Is Doncaster the new Sheffield?
It’s got a new link road to a fast-growing airport set to bring £1.7billion of investment and create 20,000 jobs and 5,000 homes.
Serious numbers from some impressive assets.
The feeling from Monday’s official launch was of the public and private sectors working well together. Whatever differences Doncaster Council may have had with Peel, Verdion or Harworth, they were resolved in private, presumably because they all stood to benefit.
If only it were the same story across Sheffield City Region.
Last week, Sir David Higgins, chairman of HS2 Ltd, gave a speech which name-checked every station along the route - except Meadowhall. This was viewed as a rebuke to the region, which is at loggerheads over where the stop should be.
Many want it in the city centre where it will provide most benefit. Most people ‘get’ that successful cities create successful city regions.
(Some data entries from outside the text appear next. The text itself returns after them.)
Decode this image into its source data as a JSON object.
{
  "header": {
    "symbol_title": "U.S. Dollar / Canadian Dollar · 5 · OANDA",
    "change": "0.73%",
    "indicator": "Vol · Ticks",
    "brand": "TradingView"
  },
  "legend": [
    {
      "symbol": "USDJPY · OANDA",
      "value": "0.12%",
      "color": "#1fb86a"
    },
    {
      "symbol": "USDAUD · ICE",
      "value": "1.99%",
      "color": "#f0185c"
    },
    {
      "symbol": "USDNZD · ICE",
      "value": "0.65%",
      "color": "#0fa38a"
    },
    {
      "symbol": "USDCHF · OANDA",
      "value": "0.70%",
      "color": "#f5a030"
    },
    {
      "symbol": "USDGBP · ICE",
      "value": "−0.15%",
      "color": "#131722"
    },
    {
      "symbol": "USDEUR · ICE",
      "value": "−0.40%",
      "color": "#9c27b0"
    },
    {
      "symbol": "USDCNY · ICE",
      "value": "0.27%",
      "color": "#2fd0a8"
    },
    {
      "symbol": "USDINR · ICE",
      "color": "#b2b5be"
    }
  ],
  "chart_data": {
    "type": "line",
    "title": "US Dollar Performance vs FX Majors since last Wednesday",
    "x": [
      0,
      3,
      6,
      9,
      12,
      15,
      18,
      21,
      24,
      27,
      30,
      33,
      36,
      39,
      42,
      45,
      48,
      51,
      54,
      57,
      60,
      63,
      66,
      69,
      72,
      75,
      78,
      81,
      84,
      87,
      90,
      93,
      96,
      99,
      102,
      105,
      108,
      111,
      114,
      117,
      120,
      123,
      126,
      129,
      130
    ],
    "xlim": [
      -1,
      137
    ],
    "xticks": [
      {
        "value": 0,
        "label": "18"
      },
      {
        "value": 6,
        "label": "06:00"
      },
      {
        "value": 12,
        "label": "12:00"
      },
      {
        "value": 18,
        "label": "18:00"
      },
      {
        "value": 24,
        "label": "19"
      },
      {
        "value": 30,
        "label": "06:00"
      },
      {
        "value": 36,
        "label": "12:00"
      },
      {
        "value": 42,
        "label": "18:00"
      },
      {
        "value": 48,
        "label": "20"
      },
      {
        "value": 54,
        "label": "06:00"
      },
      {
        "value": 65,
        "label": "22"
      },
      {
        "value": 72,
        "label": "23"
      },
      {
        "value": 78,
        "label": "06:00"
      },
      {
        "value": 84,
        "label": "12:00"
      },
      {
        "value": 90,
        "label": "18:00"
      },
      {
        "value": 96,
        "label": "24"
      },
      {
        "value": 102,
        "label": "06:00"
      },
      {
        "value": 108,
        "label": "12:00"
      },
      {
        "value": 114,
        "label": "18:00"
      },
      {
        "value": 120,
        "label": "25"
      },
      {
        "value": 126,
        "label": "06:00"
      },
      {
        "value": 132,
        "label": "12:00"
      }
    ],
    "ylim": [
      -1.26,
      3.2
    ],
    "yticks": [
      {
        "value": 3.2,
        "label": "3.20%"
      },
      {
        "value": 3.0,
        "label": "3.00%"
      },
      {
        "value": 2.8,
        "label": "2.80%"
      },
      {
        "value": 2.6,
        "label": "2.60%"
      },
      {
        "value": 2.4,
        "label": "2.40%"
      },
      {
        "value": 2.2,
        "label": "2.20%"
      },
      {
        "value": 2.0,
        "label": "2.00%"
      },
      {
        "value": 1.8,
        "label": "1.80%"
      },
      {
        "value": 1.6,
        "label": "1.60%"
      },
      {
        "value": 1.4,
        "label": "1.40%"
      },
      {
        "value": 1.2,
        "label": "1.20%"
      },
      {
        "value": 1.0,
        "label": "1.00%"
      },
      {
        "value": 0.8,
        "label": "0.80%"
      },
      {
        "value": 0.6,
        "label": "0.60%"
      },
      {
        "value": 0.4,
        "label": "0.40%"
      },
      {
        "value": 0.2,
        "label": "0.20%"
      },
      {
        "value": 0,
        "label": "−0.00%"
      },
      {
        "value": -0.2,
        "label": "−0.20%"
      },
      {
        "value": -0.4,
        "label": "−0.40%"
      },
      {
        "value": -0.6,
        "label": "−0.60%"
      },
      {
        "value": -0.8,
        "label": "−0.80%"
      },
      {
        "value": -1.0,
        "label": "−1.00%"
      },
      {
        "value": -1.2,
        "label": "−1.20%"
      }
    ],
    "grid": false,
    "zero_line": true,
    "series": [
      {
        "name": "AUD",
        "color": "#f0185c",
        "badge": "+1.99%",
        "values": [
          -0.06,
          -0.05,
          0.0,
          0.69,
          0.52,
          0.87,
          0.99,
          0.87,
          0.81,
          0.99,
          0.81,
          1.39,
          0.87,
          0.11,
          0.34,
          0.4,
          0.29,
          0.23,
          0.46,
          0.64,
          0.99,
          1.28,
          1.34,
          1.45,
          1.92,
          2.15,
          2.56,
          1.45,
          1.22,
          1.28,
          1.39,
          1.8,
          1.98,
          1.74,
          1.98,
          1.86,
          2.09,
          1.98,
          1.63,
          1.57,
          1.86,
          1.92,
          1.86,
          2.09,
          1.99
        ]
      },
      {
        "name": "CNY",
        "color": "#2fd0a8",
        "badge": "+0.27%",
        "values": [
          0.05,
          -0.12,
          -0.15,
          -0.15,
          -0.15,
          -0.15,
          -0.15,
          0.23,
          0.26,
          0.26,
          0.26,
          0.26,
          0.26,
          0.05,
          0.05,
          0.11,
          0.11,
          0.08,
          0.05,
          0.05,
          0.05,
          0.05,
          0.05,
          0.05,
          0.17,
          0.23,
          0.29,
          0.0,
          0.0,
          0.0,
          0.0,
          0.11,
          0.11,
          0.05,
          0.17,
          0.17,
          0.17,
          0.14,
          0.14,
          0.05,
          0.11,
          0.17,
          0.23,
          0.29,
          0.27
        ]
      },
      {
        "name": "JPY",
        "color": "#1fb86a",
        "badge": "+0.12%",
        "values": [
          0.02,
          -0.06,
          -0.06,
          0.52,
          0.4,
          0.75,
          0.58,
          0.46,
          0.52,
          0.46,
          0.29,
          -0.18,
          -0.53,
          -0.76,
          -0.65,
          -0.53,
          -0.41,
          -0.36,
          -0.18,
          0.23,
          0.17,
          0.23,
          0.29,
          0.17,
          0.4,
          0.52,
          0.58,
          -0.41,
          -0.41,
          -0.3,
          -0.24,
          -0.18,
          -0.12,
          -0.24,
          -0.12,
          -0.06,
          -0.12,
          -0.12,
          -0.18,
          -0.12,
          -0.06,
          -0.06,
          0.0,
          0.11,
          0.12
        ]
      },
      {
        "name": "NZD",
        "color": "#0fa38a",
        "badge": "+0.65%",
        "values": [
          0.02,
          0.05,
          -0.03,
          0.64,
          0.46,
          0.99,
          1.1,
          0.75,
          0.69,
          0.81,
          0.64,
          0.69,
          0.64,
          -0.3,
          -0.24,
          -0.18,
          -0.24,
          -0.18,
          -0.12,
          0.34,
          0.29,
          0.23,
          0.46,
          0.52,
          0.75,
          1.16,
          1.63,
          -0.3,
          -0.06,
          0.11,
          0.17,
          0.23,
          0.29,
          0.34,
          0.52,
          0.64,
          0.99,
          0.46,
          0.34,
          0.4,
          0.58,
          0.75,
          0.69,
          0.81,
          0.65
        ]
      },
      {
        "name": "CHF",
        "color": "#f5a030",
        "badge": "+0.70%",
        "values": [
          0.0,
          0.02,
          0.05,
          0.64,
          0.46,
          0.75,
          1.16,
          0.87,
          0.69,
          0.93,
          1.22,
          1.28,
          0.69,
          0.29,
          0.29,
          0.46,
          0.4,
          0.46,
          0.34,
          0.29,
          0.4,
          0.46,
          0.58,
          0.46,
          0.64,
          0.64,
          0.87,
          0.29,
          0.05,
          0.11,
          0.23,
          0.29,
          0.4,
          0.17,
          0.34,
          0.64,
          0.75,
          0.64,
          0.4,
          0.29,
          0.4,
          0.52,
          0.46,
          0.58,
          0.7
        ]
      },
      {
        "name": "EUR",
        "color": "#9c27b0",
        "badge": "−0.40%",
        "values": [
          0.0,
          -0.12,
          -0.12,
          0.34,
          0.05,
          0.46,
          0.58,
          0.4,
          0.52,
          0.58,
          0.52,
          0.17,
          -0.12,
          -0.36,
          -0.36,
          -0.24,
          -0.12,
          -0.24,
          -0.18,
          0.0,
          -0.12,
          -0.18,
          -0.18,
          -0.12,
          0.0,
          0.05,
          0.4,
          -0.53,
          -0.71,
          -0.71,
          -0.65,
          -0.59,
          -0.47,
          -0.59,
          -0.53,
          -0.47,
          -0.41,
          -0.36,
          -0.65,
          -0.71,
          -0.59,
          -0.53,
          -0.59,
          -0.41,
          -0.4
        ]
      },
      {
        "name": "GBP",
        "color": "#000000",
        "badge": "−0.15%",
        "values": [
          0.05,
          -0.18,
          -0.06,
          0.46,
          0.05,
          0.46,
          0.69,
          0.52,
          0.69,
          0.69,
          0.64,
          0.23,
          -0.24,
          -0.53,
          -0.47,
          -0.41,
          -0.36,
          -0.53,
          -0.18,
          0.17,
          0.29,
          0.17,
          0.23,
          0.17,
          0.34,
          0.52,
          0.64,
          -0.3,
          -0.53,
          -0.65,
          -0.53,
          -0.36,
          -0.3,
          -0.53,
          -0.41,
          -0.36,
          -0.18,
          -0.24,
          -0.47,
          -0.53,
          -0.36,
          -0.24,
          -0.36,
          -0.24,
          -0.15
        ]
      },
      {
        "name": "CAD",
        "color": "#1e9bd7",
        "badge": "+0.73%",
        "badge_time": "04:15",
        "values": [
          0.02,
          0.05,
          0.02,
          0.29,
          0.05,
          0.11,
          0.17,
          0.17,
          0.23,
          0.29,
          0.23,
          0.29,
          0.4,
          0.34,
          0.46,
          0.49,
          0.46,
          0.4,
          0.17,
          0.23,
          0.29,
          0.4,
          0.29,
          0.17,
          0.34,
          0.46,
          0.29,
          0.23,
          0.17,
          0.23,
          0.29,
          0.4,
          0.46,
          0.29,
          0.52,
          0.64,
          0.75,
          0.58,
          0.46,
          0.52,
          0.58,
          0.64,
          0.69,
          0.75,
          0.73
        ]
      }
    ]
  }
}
On the same day, HS2 published a report called ‘Changing Britain’ with minimum job numbers set to be ‘supported’ by each stop. The figure for Manchester is 30,000, Leeds is 13,000 and Meadowhall – just 4,000.
HS2’s own figures show a station in Sheffield city centre would support 9,700 jobs. But Barnsley, Rotherham and Doncaster won’t back it.
David Blunkett bemoaned this antagonism, first witnessed in the 1970s, in a recent interview - and contrasted it with Manchester where it is accepted the city is key to driving economic growth across the region.
Perhaps an elected metro mayor - coming in May 2017 - can unify the region.
It will certainly be their most important and difficult job.